1 - Richard COMBALLOT, Introduction, pages 7 à 8, introduction 2 - Jean-Pierre FONTANA, Un ami nommé Michel Demuth, pages 9 à 11, article 3 - Marginal II, pages 12 à 23, nouvelle 4 - Niralia, pages 24 à 39, nouvelle 5 - Richard COMBALLOT, Portrait d'un homme orchestre, pages 40 à 62, entretien avec Michel DEMUTH 6 - Jean-Pierre FONTANA, A propos de la jeune SF française, pages 63 à 64, entretien avec Michel DEMUTH 7 - Alain SPRAUEL, Bibliographie des oeuvres de Michel Demuth, pages 65 à 73, bibliographie 8 - Translateur, pages 74 à 88, nouvelle 9 - Mnémonique, pages 89 à 105, nouvelle 10 - Les Climats, pages 106 à 127, nouvelle 11 - La Ballade de Cordwainer Smith, pages 128 à 133, article 12 - L'Homo sheckleyens, son habitat, ses moeurs, sa nourriture principale, ses prédateurs, pages 133 à 139, article 13 - Le Monde terne de Sébastien Suche, pages 140 à 143, nouvelle 14 - Jérôme et la nymphette, pages 144 à 156, nouvelle 15 - Et surtout gardez vos chaussures mademoiselle, pages 157 à 162, article 16 - Raymond Bertrand, ivre de la jungle, pages 163 à 167, article 17 - The Fullerton incident, pages 168 à 177, nouvelle 18 - Intervention sur Halme, pages 178 à 210, nouvelle 19 - Yragaël ou la fin des temps (vers 3200), pages 211 à 226, nouvelle 20 - Dans le ressac électromagnétique, pages 227 à 243, nouvelle
Critiques
Décédé en septembre 2006, Michel Demuth fut une grande figure de la science-fiction française, par son œuvre comme ses activités éditoriales. L'hommage qui lui est ici rendu par Richard Comballot et Jean-Pierre Fontana, ami de longue date, comprend deux interviews réalisées par les susnommés (dont celle parue dans Bifrost n°25) et une bibliographie d'Alain Sprauel (tout autant parue dans Bifrost n°25). La couverture est bien sûr signée Philippe Druillet (peu inspiré), avec qui il réalisa Yragaël. Le reste de ce copieux hors série laisse la parole à l'auteur qui avait séduit plusieurs générations avec « Les Galaxiales », un cycle de nouvelles contant une ambitieuse histoire de futur (publié en deux volumes chez J'ai Lu, le troisième et ultime volet de la saga n'ayant jamais été achevé par l'auteur). Les nouvelles du début et de la fin de sa carrière alternent avec les articles critiques consacrés à Cordwainer Smith et Robert Sheckley, et, dans un registre plus léger, aux illustrations érotiques de Raymond Bertrand et à l'aventure de la revue coquine Paris Hollywood.
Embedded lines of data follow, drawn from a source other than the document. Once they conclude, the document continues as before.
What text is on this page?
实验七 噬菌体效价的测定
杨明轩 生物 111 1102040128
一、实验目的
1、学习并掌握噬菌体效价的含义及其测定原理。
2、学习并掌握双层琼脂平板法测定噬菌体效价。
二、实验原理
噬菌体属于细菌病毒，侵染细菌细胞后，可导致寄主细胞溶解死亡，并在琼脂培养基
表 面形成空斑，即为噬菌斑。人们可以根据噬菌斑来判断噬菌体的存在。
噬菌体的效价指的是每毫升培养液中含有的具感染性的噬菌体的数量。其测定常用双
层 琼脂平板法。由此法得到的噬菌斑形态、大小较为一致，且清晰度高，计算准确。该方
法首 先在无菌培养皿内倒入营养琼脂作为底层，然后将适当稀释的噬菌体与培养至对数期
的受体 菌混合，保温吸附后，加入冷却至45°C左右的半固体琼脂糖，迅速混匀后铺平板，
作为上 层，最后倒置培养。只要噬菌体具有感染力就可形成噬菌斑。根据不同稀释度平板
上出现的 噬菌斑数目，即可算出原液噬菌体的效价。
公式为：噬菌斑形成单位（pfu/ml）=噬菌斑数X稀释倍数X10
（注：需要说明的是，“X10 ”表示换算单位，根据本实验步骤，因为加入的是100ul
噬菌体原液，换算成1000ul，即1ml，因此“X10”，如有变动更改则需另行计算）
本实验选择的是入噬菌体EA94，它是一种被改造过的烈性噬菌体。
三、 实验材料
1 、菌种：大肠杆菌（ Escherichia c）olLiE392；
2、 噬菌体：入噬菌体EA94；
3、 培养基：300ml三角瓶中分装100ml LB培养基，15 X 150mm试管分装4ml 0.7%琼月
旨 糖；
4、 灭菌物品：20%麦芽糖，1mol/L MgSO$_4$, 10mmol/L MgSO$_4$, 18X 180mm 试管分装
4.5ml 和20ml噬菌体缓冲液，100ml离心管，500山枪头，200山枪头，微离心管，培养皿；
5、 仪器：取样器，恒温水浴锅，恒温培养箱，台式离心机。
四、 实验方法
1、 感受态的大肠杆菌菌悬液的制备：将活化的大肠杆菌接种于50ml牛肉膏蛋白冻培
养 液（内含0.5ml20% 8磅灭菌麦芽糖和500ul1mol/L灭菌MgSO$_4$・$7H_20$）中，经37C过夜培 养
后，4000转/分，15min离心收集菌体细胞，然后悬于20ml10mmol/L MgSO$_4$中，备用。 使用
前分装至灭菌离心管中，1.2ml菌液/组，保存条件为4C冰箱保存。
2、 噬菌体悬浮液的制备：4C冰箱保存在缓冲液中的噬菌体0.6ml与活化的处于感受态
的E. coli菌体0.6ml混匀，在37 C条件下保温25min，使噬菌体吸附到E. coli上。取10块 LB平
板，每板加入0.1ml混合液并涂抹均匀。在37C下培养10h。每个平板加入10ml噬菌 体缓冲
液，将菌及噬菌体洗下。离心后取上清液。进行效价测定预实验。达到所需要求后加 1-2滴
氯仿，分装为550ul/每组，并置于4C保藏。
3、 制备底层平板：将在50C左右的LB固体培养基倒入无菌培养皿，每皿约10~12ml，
Parmi les textes des années 58-59, on remarque les influences (revendiquées) de Sheckley et Vance dans « Marginal II » (deux astronautes commercent avec des extraterrestres) et « Niralia » (l'amoureux d'une extraterrestre aperçue lors de ses explorations d'univers parallèles tente de trouver celui où ils seraient heureux ensemble). Deux nouvelles se rattachant au même cycle, « Translateur » et « Mnémonique », mettent en scène des humains se déplaçant instantanément à travers l'espace grâce aux propriétés des Bleutés, des cristaux permettant la téléportation. A la dimension aventureuse du premier récit fait suite un texte plus poétique où perce déjà le styliste de la maturité. Vance est encore décelable dans « Les Climats », où, sur une planète de villégiature qui reproduit les climats et paysages à la demande du client rôde un ennemi extraterrestre pris en chasse par les vacanciers.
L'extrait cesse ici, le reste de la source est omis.